Klimawandel: Wie ihn Wetter-Expert:innen wahrnehmen
Screenshot: Instagram/lauratobinweather/

Wie fühlt es sich an, tagtäglich über die Klimakrise zu berichten – den Menschen vor ihren Bildschirmen oft schlechte Nachrichten zu überbringen? Drei Wetter-Expert:innen schildern, wie sie mit den Herausforderungen ihrer Arbeit umgehen.

„In meiner Ausbildung, wurde mir noch beigebracht, dass 40°C im Vereinigten Königreich nahezu unmöglich seien – und die ist erst zehn Jahre her“, erklärt Ben Rich, Wetterexperte bei BBC-News. Doch im Sommer 2022, als die Hitzewelle über ganz Europa rollte, zeigte das Thermometer genau diesen Rekord an. Er habe, so Rich im Gespräch mit dem Guardian, die Wahrnehmung des Klimawandels in Großbritannien verändert.

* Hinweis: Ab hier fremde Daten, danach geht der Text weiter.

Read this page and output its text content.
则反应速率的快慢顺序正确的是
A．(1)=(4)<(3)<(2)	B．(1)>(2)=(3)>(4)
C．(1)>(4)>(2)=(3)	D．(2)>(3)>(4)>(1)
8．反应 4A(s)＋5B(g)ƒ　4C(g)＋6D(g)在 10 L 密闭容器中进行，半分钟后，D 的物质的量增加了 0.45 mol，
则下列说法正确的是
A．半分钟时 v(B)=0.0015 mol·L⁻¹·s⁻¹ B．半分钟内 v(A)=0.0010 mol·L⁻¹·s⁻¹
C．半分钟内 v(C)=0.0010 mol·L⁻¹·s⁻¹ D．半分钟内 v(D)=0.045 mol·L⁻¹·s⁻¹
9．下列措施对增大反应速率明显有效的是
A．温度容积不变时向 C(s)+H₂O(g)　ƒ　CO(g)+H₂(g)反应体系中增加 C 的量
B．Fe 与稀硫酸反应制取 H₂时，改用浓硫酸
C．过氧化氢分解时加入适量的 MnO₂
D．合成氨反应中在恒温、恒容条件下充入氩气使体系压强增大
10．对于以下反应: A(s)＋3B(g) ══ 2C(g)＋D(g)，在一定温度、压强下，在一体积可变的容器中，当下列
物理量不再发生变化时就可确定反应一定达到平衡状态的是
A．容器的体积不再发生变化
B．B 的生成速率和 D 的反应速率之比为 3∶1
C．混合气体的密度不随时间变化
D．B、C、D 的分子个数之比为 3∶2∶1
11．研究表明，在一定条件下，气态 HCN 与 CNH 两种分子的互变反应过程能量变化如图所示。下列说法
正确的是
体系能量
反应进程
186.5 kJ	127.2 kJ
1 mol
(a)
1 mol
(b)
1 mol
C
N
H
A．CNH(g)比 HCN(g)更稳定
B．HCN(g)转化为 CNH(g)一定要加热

Im Umgang mit den Wetter-Nachrichten sieht Rich eine Verantwortung. Denn: Der Anspruch an die Berichterstattung habe sich klar verändert. Seiner Meinung nach bestehe auch seitens der Expert:innen, von denen er einer ist, ein Bildungsauftrag. Nicht umsonst säße man „in Diskussionsrunden zur Klimakrise“, wie Rich sagt.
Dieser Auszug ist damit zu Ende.